Nel suo rapporto annuale sulla Turchia, pubblicato il 14 ottobre, la Commissione europea insiste per una rapida risoluzione della questione cipriota: lo [scrive Robert Ellis sul Guardian](http:// http://www.guardian.co.uk/commentisfree/2009/oct/18/turkey-cyprus-europe-membership). “Con la caduta del Muro di Berlino e la conclusione delle ostilità in Irlanda del nord” scrive Ellis, “il conflitto di Cipro è ora il più longevo d'Europa”. Dall’invasione turca del 1975, i molteplici tentativi delle Nazioni Unite di riunificare l’isola divisa tra nord e sud e tra comunità turche e greche “si sono rivelati un insuccesso politico per ben quattro segretari generali e innumerevoli diplomatici”.

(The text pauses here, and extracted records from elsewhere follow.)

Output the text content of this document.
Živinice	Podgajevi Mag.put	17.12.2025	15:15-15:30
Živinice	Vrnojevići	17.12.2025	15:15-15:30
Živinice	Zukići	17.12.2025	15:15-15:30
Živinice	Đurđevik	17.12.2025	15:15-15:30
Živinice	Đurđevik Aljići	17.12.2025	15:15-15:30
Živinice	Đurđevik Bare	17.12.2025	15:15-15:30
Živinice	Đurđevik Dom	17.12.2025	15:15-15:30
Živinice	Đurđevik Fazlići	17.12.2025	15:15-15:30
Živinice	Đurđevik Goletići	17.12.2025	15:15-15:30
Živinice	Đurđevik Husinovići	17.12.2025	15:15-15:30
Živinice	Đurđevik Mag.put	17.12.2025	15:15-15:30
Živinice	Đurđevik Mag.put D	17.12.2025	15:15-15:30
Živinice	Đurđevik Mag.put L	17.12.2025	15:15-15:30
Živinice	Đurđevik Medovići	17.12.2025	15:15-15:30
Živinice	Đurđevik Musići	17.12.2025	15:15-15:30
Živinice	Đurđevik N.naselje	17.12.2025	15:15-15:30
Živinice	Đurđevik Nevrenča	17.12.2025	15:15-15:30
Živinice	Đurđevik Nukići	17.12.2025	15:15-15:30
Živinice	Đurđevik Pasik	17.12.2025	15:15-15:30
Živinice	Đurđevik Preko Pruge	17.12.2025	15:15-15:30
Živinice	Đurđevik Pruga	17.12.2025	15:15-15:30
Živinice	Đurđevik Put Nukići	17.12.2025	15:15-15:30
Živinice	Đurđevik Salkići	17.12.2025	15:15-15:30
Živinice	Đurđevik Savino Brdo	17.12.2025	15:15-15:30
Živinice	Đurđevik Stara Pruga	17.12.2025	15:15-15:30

Mentre la parte greca dell’isola di Cipro è già membro a tutti gli effetti dell’Ue, è tuttora poco chiaro se il leader Mehmet Ali Talat dei ciprioti turchi saprà venire a termini con la sua controparte greca Demetris Christofias, “malgrado già vi sia un’intesa di massima dei due leader sui parametri dei negoziati e su una federazione formata da due stati costituenti con un’unica sovranità”. Restano tuttavia altri ostacoli, in particolare “l’insistenza da parte dei turchi a voler mantenere una presenza militare sull’isola e la loro politica di colonizzazione. In realtà la popolazione turco-cipriota rimasta – circa 89.000 anime su un totale di 260.000 nell’area cipriota turca – si lamenta per l’oppressione da parte della Turchia”.